La miré inmóvil, parecía casi dormida pero detrás de esos enormes lentes negros con adornos dorados sus ojos escudriñaban –horadaban– el vacío.
Apenas y parpadeaba; su mente estaba tan ausente de nosotros como presente estaba su físico de cintura imperceptible y caderas shakirescas.
Yo mezclaba mi admiración con bostezos porque a las 6:45 horas los amodorrados zombis que atestamos la estación Cuauhtémoc del metro sabemos que el desvelo es de quien lo trabaja.
En cada sacudida del vagón la camisa se me desfajaba y el cabello se me volvía un nido de cotorras. Tan temprano y ya mi apariencia estaba del nabo.
En cambio ella parecía un maniquí, viajaba en su propio mundo, donde ni el aire la tocaba.
Todas mis mañanas –de lunes a viernes– de ese mes de junio fueron simplemente maravillosas.
Ya estaba animándome a hacerle plática cuando cambió de horario, de trabajo, compró coche o qué sé yo, pero dejó de acudir a nuestra cita matutina en el metro.
Desapareció. Mi musa mañanera, la única razón para esbozar una sonrisa los lunes, se fue de mi vida.
Por eso anoche, cuando volvía del antro buscando un taxi cerca de la estación Cuauhtémoc, mis alcoholizados sentidos brincaron de gusto cuando casi choco contra esos inconfundibles lentes al doblar en una esquina en penumbras.

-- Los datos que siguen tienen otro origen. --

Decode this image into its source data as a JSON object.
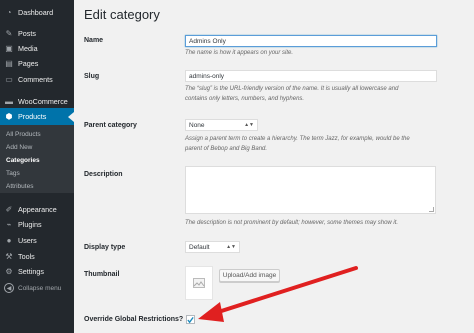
{
  "sidebar": {
    "items": [
      {
        "label": "Dashboard",
        "icon": "dashboard-icon"
      },
      {
        "label": "Posts",
        "icon": "pin-icon"
      },
      {
        "label": "Media",
        "icon": "media-icon"
      },
      {
        "label": "Pages",
        "icon": "pages-icon"
      },
      {
        "label": "Comments",
        "icon": "comments-icon"
      },
      {
        "label": "WooCommerce",
        "icon": "woocommerce-icon"
      },
      {
        "label": "Products",
        "icon": "products-icon"
      },
      {
        "label": "Appearance",
        "icon": "appearance-icon"
      },
      {
        "label": "Plugins",
        "icon": "plugins-icon"
      },
      {
        "label": "Users",
        "icon": "users-icon"
      },
      {
        "label": "Tools",
        "icon": "tools-icon"
      },
      {
        "label": "Settings",
        "icon": "settings-icon"
      }
    ],
    "submenu": [
      "All Products",
      "Add New",
      "Categories",
      "Tags",
      "Attributes"
    ],
    "collapse_label": "Collapse menu"
  },
  "page": {
    "title": "Edit category"
  },
  "form": {
    "name_label": "Name",
    "name_value": "Admins Only",
    "name_desc": "The name is how it appears on your site.",
    "slug_label": "Slug",
    "slug_value": "admins-only",
    "slug_desc_1": "The “slug” is the URL-friendly version of the name. It is usually all lowercase and",
    "slug_desc_2": "contains only letters, numbers, and hyphens.",
    "parent_label": "Parent category",
    "parent_value": "None",
    "parent_desc_1": "Assign a parent term to create a hierarchy. The term Jazz, for example, would be the",
    "parent_desc_2": "parent of Bebop and Big Band.",
    "description_label": "Description",
    "description_desc": "The description is not prominent by default; however, some themes may show it.",
    "display_type_label": "Display type",
    "display_type_value": "Default",
    "thumbnail_label": "Thumbnail",
    "upload_button": "Upload/Add image",
    "override_label": "Override Global Restrictions?"
  },
  "colors": {
    "sidebar_bg": "#23282d",
    "active_bg": "#0073aa",
    "arrow": "#e02020"
  }
}
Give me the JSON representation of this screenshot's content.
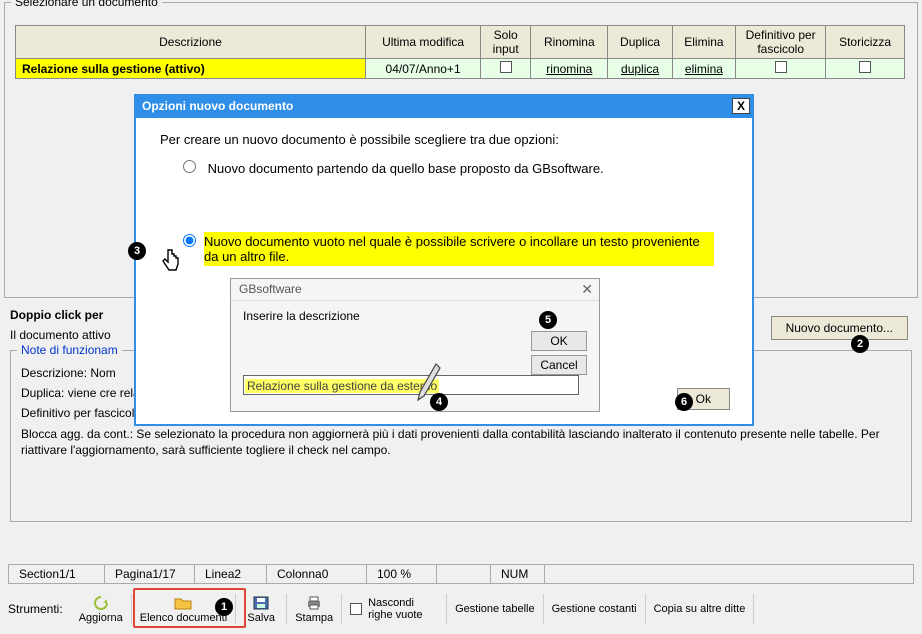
{
  "fieldset_title": "Selezionare un documento",
  "table": {
    "headers": [
      "Descrizione",
      "Ultima modifica",
      "Solo input",
      "Rinomina",
      "Duplica",
      "Elimina",
      "Definitivo per fascicolo",
      "Storicizza"
    ],
    "row": {
      "descrizione": "Relazione sulla gestione (attivo)",
      "ultima_modifica": "04/07/Anno+1",
      "rinomina": "rinomina",
      "duplica": "duplica",
      "elimina": "elimina"
    }
  },
  "below": {
    "line1": "Doppio click per ",
    "line2": "Il documento attivo"
  },
  "new_doc_btn": "Nuovo documento...",
  "notes": {
    "legend": "Note di funzionam",
    "p1": "Descrizione: Nom",
    "p2": "Duplica: viene cre relative ai conti pe",
    "p3": "Definitivo per fascicolo: Selezionare il documento che si ritiene definitivo e che verrà inserito nel fascicolo per la creazione del PDF/A.",
    "p4": "Blocca agg. da cont.: Se selezionato la procedura non aggiornerà più i dati provenienti dalla contabilità lasciando inalterato il contenuto presente nelle tabelle. Per riattivare l'aggiornamento, sarà sufficiente togliere il check nel campo."
  },
  "dlg1": {
    "title": "Opzioni nuovo documento",
    "intro": "Per creare un nuovo documento è possibile scegliere tra due opzioni:",
    "opt1": "Nuovo documento partendo da quello base proposto da GBsoftware.",
    "opt2": "Nuovo documento vuoto nel quale è possibile scrivere o incollare un testo proveniente da un altro file.",
    "ok": "Ok"
  },
  "dlg2": {
    "title": "GBsoftware",
    "label": "Inserire la descrizione",
    "value": "Relazione sulla gestione da esterno",
    "ok": "OK",
    "cancel": "Cancel"
  },
  "status": {
    "section": "Section1/1",
    "pagina": "Pagina1/17",
    "linea": "Linea2",
    "colonna": "Colonna0",
    "zoom": "100 %",
    "num": "NUM"
  },
  "toolbar": {
    "label": "Strumenti:",
    "aggiorna": "Aggiorna",
    "elenco": "Elenco documenti",
    "salva": "Salva",
    "stampa": "Stampa",
    "nascondi": "Nascondi righe vuote",
    "gest_tabelle": "Gestione tabelle",
    "gest_costanti": "Gestione costanti",
    "copia": "Copia su altre ditte"
  }
}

¡Era mi musa! Me dieron ganas de llorar de la emoción y sin poder contenerme le planté un beso rápido pero intenso en sus labios rojo cereza.
Siempre es mejor una bofetada por atrevido que ahogarse en el anonimato por pusilánime.
Cuando nos separamos me sonrió y me acarició el rostro. Yo también pasé mi mano por su mejilla y sentí el inconfundible cutis de una barba recién cortada al ras.
Sin dejar de sonreír me dijo, con una voz parecida a la de mi tío Poncho, el trailero:
–Otro día, papito. Hoy ya tengo cliente– y se metió a uno de los bares cercanos.
Yo me fui alejando despacio con un par de dudas en mi cabeza:
¿Dónde estará mi verdadera musa… y cómo le hará ese tipo para lograr una afeitada tan perfecta?